Motorists are already charged to use the roads. It is called petrol tax. It is amazingly easy to collect, needs no high technology, no infrastructure, no vehicle sensing and no call centres to deal with complaints.

Even better, it doubles as an eco-tax, penalising cars according to the amount of carbon dioxide they put into the atmosphere. The concept has a proven track record – compare US fuel taxes and average engine size with those in Europe. Much as I hate to say it, if you want to penalise road use, raise the petrol tax. Some may say that one thing it cannot do is charge selectively based on what roads you use. But it doesn’t need to. Congestion is self-limiting: if you don’t like it you make sure you don’t live in congested areas, or you choose routes and times of travel that avoid congested places, or you use public transport.

Better yet, by delaying every passenger by the same amount, no matter what their social status or income, congestion is egalitarian. What’s more, if you accept rich people’s argument that their time is worth more than other people’s, then congestion has a greater impact on them.

All this is a shame, since the article went on to describe a really nifty bit of technology. But if we are going to implement road pricing, let’s be honest about the motives. It is either a way for rich people to use tax revenue to make it harder for poor people to clutter up the roads, or a way for the security services to be able to keep tabs on the whereabouts of anyone who uses a vehicle, any time, anywhere.

Hook, Hampshire, UK

For the record

• Our story about the possible replacement of the caesium atomic clock with strontium contained inaccuracies (9 December 2006, p 32). The frequency involved is that corresponding to the energy of a photon absorbed or emitted when an electron changes quantum states, not the oscillation of the electrons as the story stated. Atomic clocks, as their name suggests, are based on atoms, not ions.

• According to Domingo Aníbal García-Hernández’s research, the solar system might be younger, not older, than we think it is, as all those who read to the end of the story would have spotted (18 November 2006, p 21).

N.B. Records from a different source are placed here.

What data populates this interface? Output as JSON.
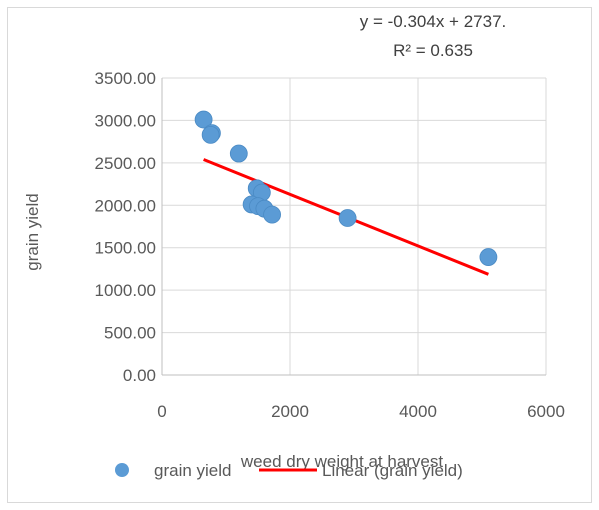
{
  "chart_data": {
    "type": "scatter",
    "title": "",
    "xlabel": "weed dry weight at harvest",
    "ylabel": "grain yield",
    "xlim": [
      0,
      6000
    ],
    "ylim": [
      0,
      3500
    ],
    "x_ticks": [
      "0",
      "2000",
      "4000",
      "6000"
    ],
    "y_ticks": [
      "0.00",
      "500.00",
      "1000.00",
      "1500.00",
      "2000.00",
      "2500.00",
      "3000.00",
      "3500.00"
    ],
    "grid": "vertical and horizontal major gridlines",
    "legend_position": "bottom",
    "series": [
      {
        "name": "grain yield",
        "color": "#5b9bd5",
        "points": [
          {
            "x": 650,
            "y": 3010
          },
          {
            "x": 780,
            "y": 2850
          },
          {
            "x": 760,
            "y": 2830
          },
          {
            "x": 1200,
            "y": 2610
          },
          {
            "x": 1480,
            "y": 2200
          },
          {
            "x": 1560,
            "y": 2150
          },
          {
            "x": 1400,
            "y": 2010
          },
          {
            "x": 1500,
            "y": 1990
          },
          {
            "x": 1600,
            "y": 1960
          },
          {
            "x": 1720,
            "y": 1890
          },
          {
            "x": 2900,
            "y": 1850
          },
          {
            "x": 5100,
            "y": 1390
          }
        ]
      }
    ],
    "trendline": {
      "name": "Linear (grain yield)",
      "color": "#ff0000",
      "slope": -0.304,
      "intercept": 2737,
      "x_start": 650,
      "x_end": 5100,
      "equation_text": "y = -0.304x + 2737.",
      "r2_text": "R² = 0.635"
    },
    "legend": [
      {
        "label": "grain yield",
        "kind": "marker",
        "color": "#5b9bd5"
      },
      {
        "label": "Linear (grain yield)",
        "kind": "line",
        "color": "#ff0000"
      }
    ]
  }
}
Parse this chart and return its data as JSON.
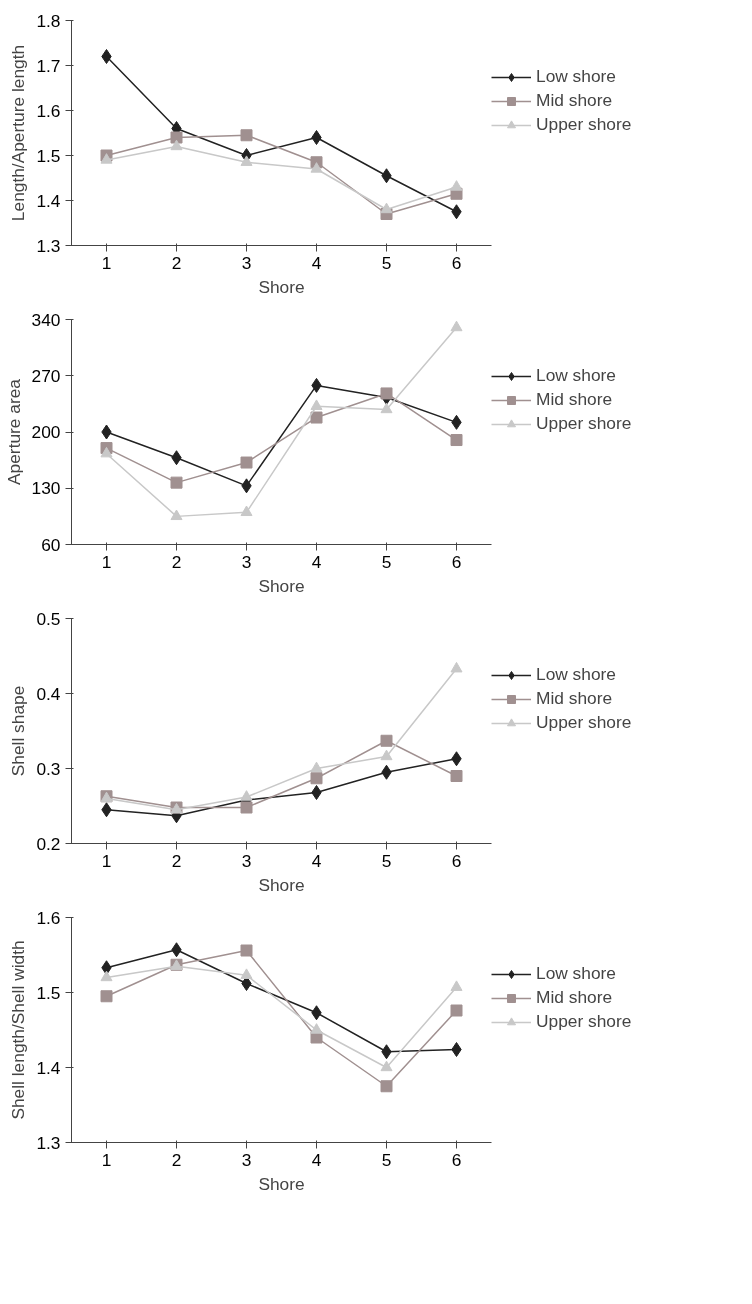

Also his name is not Pedro – sorry.

• Saanich Inlet is on Vancouver Island, British Columbia, not in the Canadian Arctic as we stated in our story on soil as a sink for carbon (2 December 2006, p 13).

• In the feature entitled “The dead zones”, on marine pollution, we asserted that nearly every country around the Black Sea is a member of the European Union (9 December 2006, p 38). Actually, none was then a member.

Reality is shared

Roger Penrose’s article on reality seems to miss the mark (18 November 2006, p 32). Where a reality external to the observer exists, then the observer merely rationalises, processes and expresses it. If more than one observer does this and communicates their expression, such interactions may refine others’ perceptions, perhaps through what amounts to “destructive testing” of reality along scientific lines.

Such ideas are already contained in the ancient concept of dialectic, which in classical philosophy relates to language – that is, to communication between at least two parties, even where one is entirely passive in the conversation. In dialectic, just as in now dismissed concepts such as animism, lies rather more truth about the nature of life and its relationship to reality than meets the eye. It is only in this relational sense that reality can really be meaningfully discussed.

Dialectic is thus interactive – whereas scientific thought processes as currently understood tend to be based on a dogmatic search for certainty that is solipsistic, as if the observer were the only intelligence in the universe. This quest for pure and absolute description may account for the way we return to gnawing at this rather sterile issue.

Logic, mathematics and all abstract thinking are forms of dialogue or dialectic. The key to loosening this desire to get an absolute grip on reality is to understanding that “according to whom?” is the ultimate question, for a human being at least, whatever the figments of our imaginations may choose to say about it.